Spor yazarlarının Fenerbahçe yorumları: Ziraat Türkiye Kupası'nda Fenerbahçe, Kayserispor'u 4-1 mağlup etmeyi başardı
Ziraat Türkiye Kupası çeyrek finalinde Fenerbahçe ile Kayserispor, Ülker Stadyumu'nda karşı karşıya geldi. Ligde zor günler geçiren Fenerbahçe, kupada rakibini 4-1'lik skorla geçerek adını yarı finale yazdırmayı başardı. İşte Fenerbahçe - Kayserispor maçının ardından spor yazarlarının yorumları...

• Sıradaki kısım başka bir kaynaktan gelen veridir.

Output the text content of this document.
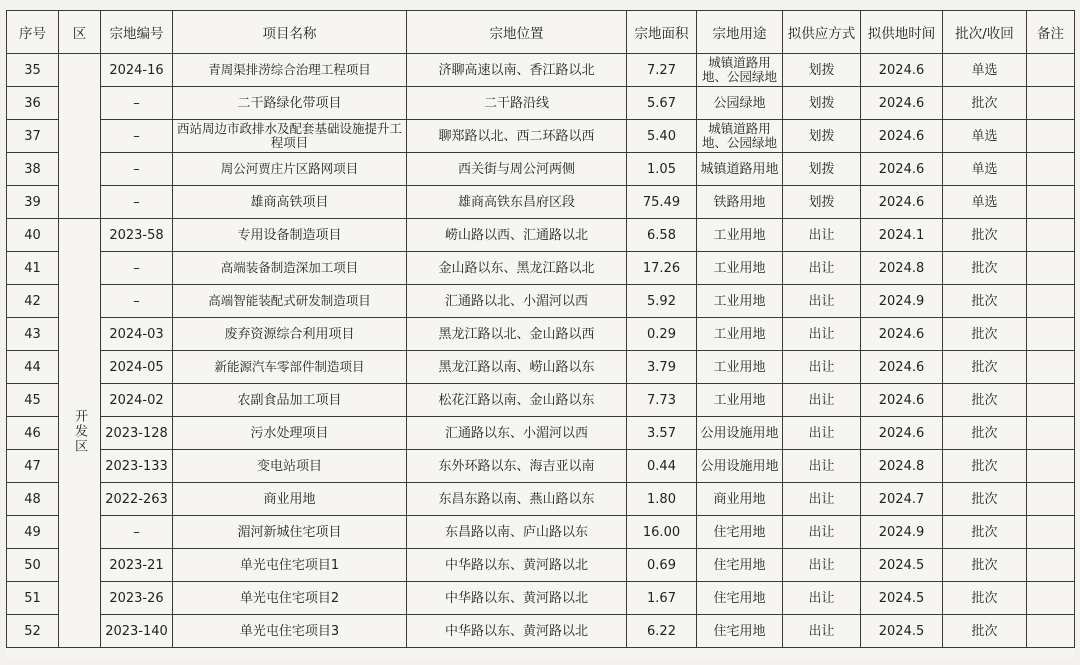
序号	区	宗地编号	项目名称	宗地位置	宗地面积	宗地用途	拟供应方式	拟供地时间	批次/收回	备注
35		2024-16	青周渠排涝综合治理工程项目	济聊高速以南、香江路以北	7.27	城镇道路用地、公园绿地	划拨	2024.6	单选	
36		–	二干路绿化带项目	二干路沿线	5.67	公园绿地	划拨	2024.6	批次	
37		–	西站周边市政排水及配套基础设施提升工程项目	聊郑路以北、西二环路以西	5.40	城镇道路用地、公园绿地	划拨	2024.6	单选	
38		–	周公河贾庄片区路网项目	西关街与周公河两侧	1.05	城镇道路用地	划拨	2024.6	单选	
39		–	雄商高铁项目	雄商高铁东昌府区段	75.49	铁路用地	划拨	2024.6	单选	
40	开发区	2023-58	专用设备制造项目	崂山路以西、汇通路以北	6.58	工业用地	出让	2024.1	批次	
41		–	高端装备制造深加工项目	金山路以东、黑龙江路以北	17.26	工业用地	出让	2024.8	批次	
42		–	高端智能装配式研发制造项目	汇通路以北、小湄河以西	5.92	工业用地	出让	2024.9	批次	
43		2024-03	废弃资源综合利用项目	黑龙江路以北、金山路以西	0.29	工业用地	出让	2024.6	批次	
44		2024-05	新能源汽车零部件制造项目	黑龙江路以南、崂山路以东	3.79	工业用地	出让	2024.6	批次	
45		2024-02	农副食品加工项目	松花江路以南、金山路以东	7.73	工业用地	出让	2024.6	批次	
46		2023-128	污水处理项目	汇通路以东、小湄河以西	3.57	公用设施用地	出让	2024.6	批次	
47		2023-133	变电站项目	东外环路以东、海吉亚以南	0.44	公用设施用地	出让	2024.8	批次	
48		2022-263	商业用地	东昌东路以南、燕山路以东	1.80	商业用地	出让	2024.7	批次	
49		–	湄河新城住宅项目	东昌路以南、庐山路以东	16.00	住宅用地	出让	2024.9	批次	
50		2023-21	单光屯住宅项目1	中华路以东、黄河路以北	0.69	住宅用地	出让	2024.5	批次	
51		2023-26	单光屯住宅项目2	中华路以东、黄河路以北	1.67	住宅用地	出让	2024.5	批次	
52		2023-140	单光屯住宅项目3	中华路以东、黄河路以北	6.22	住宅用地	出让	2024.5	批次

Ülker Stadı'ndaki müsabakaya etkili başlayan Fenerbahçe, Emre Mor'un ayağından 8. dakikada ilk golü buldu. Kayserispor, 18. dakikada Kolovetsios'un golüyle beraberliği yakaladı. Maçın 42. dakikasında Serdar Dursun'dan aldığı ara pası iyi değerlendirerek sağ çaprazdan şutunu çeken Emre Mor, meşin yuvarlağı ikinci kez ağlarla buluşturdu. Performansı alkış alan Emre, 68. dakikada yerini Mert Hakan Yandaş'a bıraktı. İlk yarı Fenerbahçe'nin 2-1 üstünlüğüyle sona erdi.

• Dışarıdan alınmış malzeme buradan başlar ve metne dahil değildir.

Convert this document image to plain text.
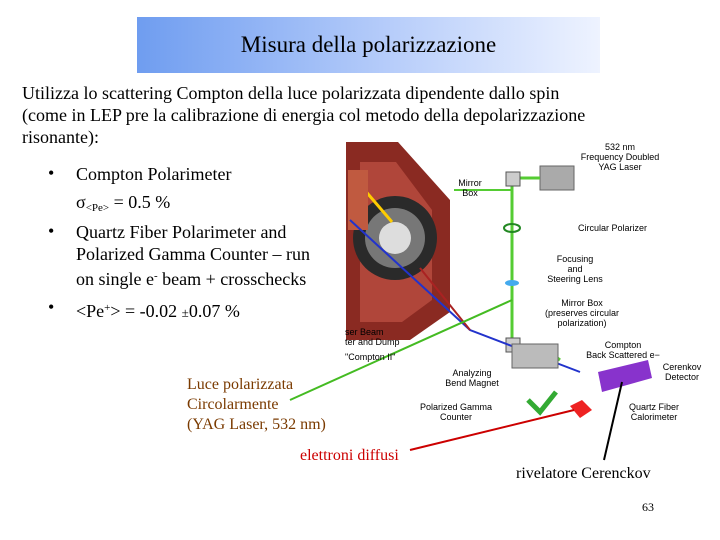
Misura della polarizzazione
Utilizza lo scattering Compton della luce polarizzata dipendente dallo spin
(come in LEP pre la calibrazione di energia col metodo della depolarizzazione
risonante):	532 nm
Frequency Doubled
YAG Laser
Mirror
Box
Circular Polarizer
Focusing
and
Steering Lens
Mirror Box
(preserves circular
polarization)
Compton
Back Scattered e−
ser Beam
ter and Dump
"Compton II"
Analyzing
Bend Magnet
Polarized Gamma
Counter
Cerenkov
Detector
Quartz Fiber
Calorimeter
• Compton Polarimeter
$\sigma_{<Pe>} = 0.5$ %
• Quartz Fiber Polarimeter and
Polarized Gamma Counter – run
on single e- beam + crosschecks
• <Pe+> = -0.02 ±0.07 %
Luce polarizzata
Circolarmente
(YAG Laser, 532 nm)
elettroni diffusi
rivelatore Cerenckov
63
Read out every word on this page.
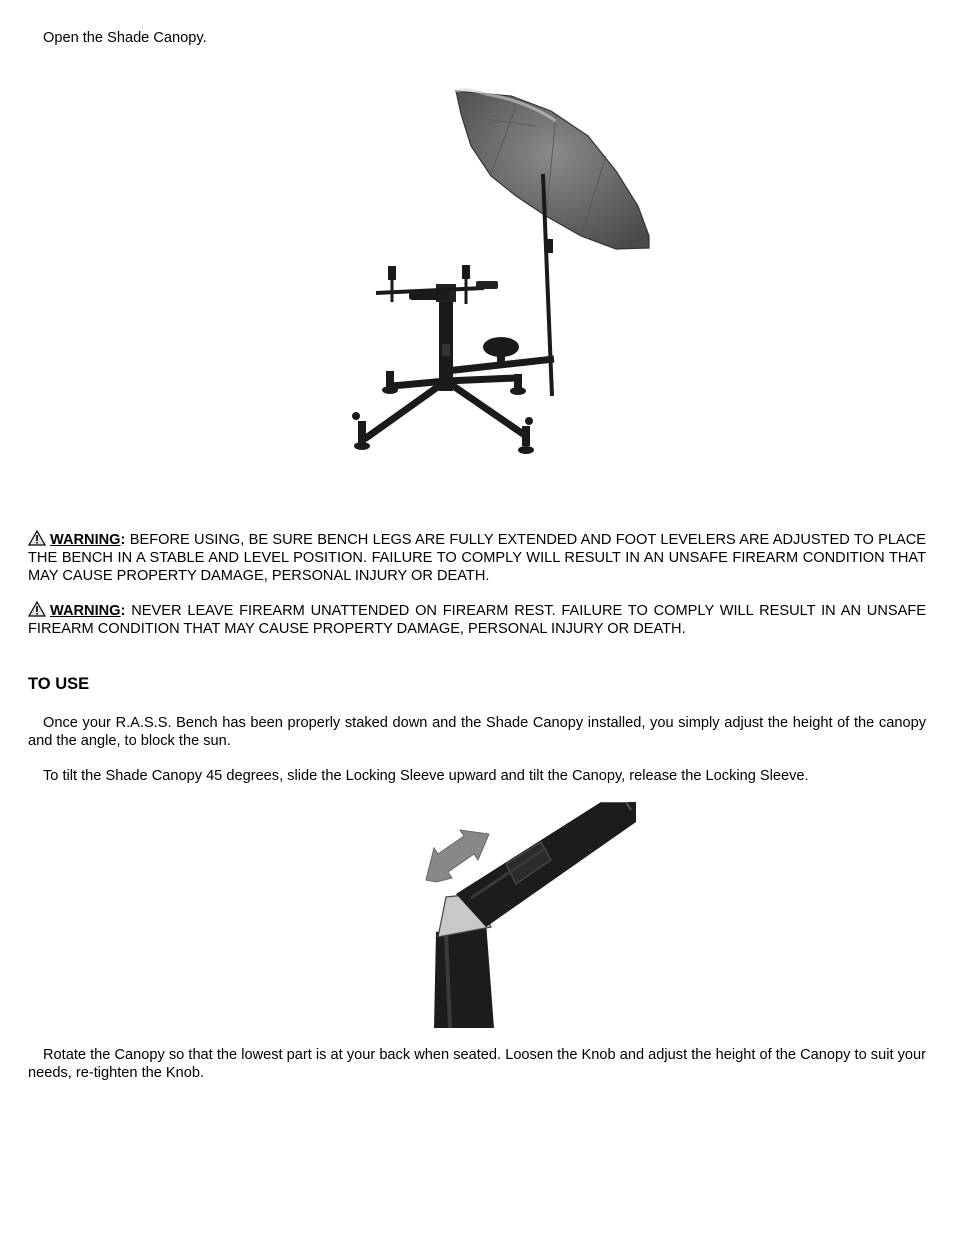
Open the Shade Canopy.

WARNING: BEFORE USING, BE SURE BENCH LEGS ARE FULLY EXTENDED AND FOOT LEVELERS ARE ADJUSTED TO PLACE THE BENCH IN A STABLE AND LEVEL POSITION. FAILURE TO COMPLY WILL RESULT IN AN UNSAFE FIREARM CONDITION THAT MAY CAUSE PROPERTY DAMAGE, PERSONAL INJURY OR DEATH.

WARNING: NEVER LEAVE FIREARM UNATTENDED ON FIREARM REST. FAILURE TO COMPLY WILL RESULT IN AN UNSAFE FIREARM CONDITION THAT MAY CAUSE PROPERTY DAMAGE, PERSONAL INJURY OR DEATH.

TO USE

Once your R.A.S.S. Bench has been properly staked down and the Shade Canopy installed, you simply adjust the height of the canopy and the angle, to block the sun.

To tilt the Shade Canopy 45 degrees, slide the Locking Sleeve upward and tilt the Canopy, release the Locking Sleeve.

Rotate the Canopy so that the lowest part is at your back when seated. Loosen the Knob and adjust the height of the Canopy to suit your needs, re-tighten the Knob.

İkinci yarıya da etkili başlayan ve üst üste pozisyonlar bulan Fenerbahçe'de, Yukatel Kayserispor kalecisi Cenk Gönen'in hatasını değerlendiren Serdar Dursun, 59. dakikada topu filelere göndererek, takımını 3-1 öne geçirdi. Taraftar, 68. dakikada İsmail Yüksek'in yerine oyuna alınan Arao ve Rossi'nin yerine oyuna alınan İrfan Can Kahveci'yi protesto etti. Oyunda İrfan Can Kahveci'nin bir topu kaybetmesi nedeniyle taraftarın yine protestoda bulunması saha kenarındaki Portekizli teknik direktör Jorge Jesus'u kızdırdı. Deneyimli teknik adam, taraftara ellerini açarak protesto etmemeleri çağrısında bulundu. Taraftarlar, Arao'yu ise her topu ayağına aldığında yuhaladı. Taraftarın maçta ismini söyleyerek destek verdiği Arda Güler, 78. dakikada Valencia'nın yerine oyuna girerken alkışlandı. Oyundan çıkan Valencia ise "yuh" sesleriyle protesto edildi. Jesus, protesto edilen Valencia'ya oyundan çıkarken alnından öperek destek verdi. Oyuna sonradan giren ve taraftarın alkışlarla desteğini sunduğu Arda Güler, 90. dakikada takımını 4-1 öne geçiren golü kaydetti.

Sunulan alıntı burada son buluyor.